Keywords

These keywords were added by machine and not by the authors. This process is experimental and the keywords may be updated as the learning algorithm improves.

1 Background and Objectives

In recent years, face recognition application to communications media and human interface, as well as research for human face recognition has been active in computer science. Studies of facial expression recognition by computer system, especially technique for still face image expression recognition, have been popular in these 15 years. More recently, studies have proceeded toward video face images.

Quantitative description of facial expression was first studied by Ekman [1]. He developed face behavioral description method, which is referred to as Facial Action Coding System (FACS). In FACS, the face area is divided into three areas; top: around eyebrow, central: around eye, bottom: around mouth. In those three areas, he defined standard unit movement of facial parts, in other word the movement of the muscles of the face, which is referred to as Action Unit (AU). AUs were classified into 44 types. Human six major facial expression, “happiness”, “fear”, “dislike”, “ surprise”, “sadness”, and “anger” are described by the combination of several AUs.

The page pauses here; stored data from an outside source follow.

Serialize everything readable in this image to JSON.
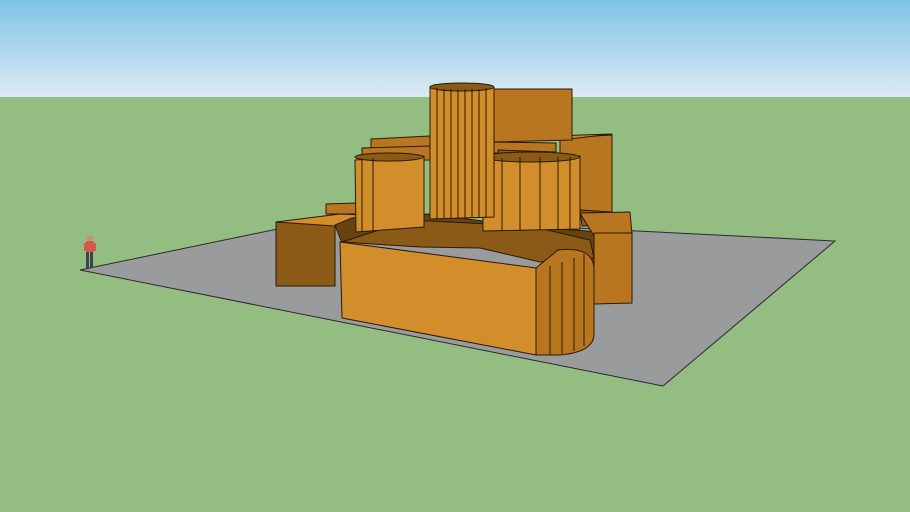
{
  "scene": {
    "description_type": "3d-model-viewport",
    "colors": {
      "sky_top": "#7fc3e6",
      "sky_bottom": "#dcebf4",
      "ground": "#94bd82",
      "base_plane": "#9a9b9c",
      "wood_light": "#d38e2c",
      "wood_mid": "#b87620",
      "wood_dark": "#8b5a17",
      "wood_shadow": "#684310",
      "edge": "#2a1a05",
      "figure_shirt": "#d35a4a",
      "figure_pants": "#3c4454"
    },
    "objects": [
      "sky",
      "ground",
      "base-plane",
      "wooden-structure",
      "scale-figure"
    ]
  }
}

However, the above-mentioned six major expressions are somewhat very distinctive, intentionally posed expression. In our daily communication, natural facial expression is more subtle and delicate. It is so called micro-expression. Micro-expression, also explained by Ekman, is the rapid change of facial expression and appears only in a short-period. However, detailed description of micro-expression or relationship between emotion and micro-expression is not yet established. Current studies are focusing on searching clue for estimation of emotional state, not limited to the face, speech and body motion, and voice.

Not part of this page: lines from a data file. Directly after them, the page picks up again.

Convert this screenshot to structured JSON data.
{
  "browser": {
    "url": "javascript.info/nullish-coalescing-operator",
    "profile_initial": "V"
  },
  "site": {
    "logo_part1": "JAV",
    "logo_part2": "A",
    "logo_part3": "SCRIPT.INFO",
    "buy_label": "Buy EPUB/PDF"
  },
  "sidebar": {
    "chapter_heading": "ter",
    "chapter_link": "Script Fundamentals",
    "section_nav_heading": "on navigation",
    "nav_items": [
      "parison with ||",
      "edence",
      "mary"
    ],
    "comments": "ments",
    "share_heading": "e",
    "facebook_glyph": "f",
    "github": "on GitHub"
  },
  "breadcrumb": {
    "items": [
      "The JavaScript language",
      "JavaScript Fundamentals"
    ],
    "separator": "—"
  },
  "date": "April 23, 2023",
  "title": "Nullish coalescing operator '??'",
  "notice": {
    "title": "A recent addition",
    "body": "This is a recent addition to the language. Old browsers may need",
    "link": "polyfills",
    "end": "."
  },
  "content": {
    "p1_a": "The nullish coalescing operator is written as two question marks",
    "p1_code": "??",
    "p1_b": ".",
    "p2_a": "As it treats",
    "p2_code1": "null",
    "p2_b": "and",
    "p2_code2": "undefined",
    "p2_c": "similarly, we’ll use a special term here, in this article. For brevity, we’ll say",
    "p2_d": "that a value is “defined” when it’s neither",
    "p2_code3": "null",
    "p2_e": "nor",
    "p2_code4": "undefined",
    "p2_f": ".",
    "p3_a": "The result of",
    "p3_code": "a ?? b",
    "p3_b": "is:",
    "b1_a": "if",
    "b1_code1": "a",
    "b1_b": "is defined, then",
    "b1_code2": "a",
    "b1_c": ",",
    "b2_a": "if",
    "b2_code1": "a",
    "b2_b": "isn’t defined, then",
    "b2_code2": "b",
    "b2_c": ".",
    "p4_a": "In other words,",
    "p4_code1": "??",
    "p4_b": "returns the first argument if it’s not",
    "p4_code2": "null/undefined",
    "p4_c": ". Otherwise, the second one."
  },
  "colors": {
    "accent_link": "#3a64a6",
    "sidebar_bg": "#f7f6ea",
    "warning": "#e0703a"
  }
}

In this study, we look for facial motion and head motion that becomes a clue for emotion estimation appeared in human-to-human conversation and communication. We described the useful micro-expression and relationship between emotion and micro-expression from the analysis of questionnaire survey of observers watching on human conversation videos. We implemented the observer’s analysis into computer and compared its estimation with human observer’s one. Although, it is a subjective judgment and there is no evidence that the analysis is exact to the mental state of test subjects, there is correlation between human observer’s estimation and computer outputs. We expect this system can be applied to machine-to-human communication that have the power of empathy and warm atmosphere.

2 Related Work

Most of the existing studies on human emotion recognition are based on automatic facial expression recognition. Ekman and Friesen developed the Facial Action Coding System (FACS)[1]. 44 facial action units (AU) are defined to describe facial expression. Basic emotions, i.e., happiness, surprise, anger, sadness, fear, and disgust are corresponding to prototypic facial expressions.

Based on this idea, many studies of automatic recognition of prototypic facial expressions were carried out. For example, Black [3] detected prototypic expressions by combination of facial parts motion and deformation. Facial parts are detected by facial part image templates. Mase [2] detected prototypic expressions from optical flow on the face image. Essa [4] detected facial control points and detected AUs from the motion of control points. Donato compared the performance of several features and classification approach i.e., optical flow, PCA, LFA, FLD, ICA, and their local patch versions. They also compared automatic method with human estimation. He concluded that ICA and Gabor Jets based approach are the best performance. However, images are frontal face image, cropped, normalized, and marked manually. Those studies were principle but cannot be applied to real applications. Tian et.al., developed multi-state feature-based AU recognition [6]. Their method could recognize non-frontal faces if all the AU muscles were seen. However, there is a manual facial feature point refinement process and it is not fully automatic.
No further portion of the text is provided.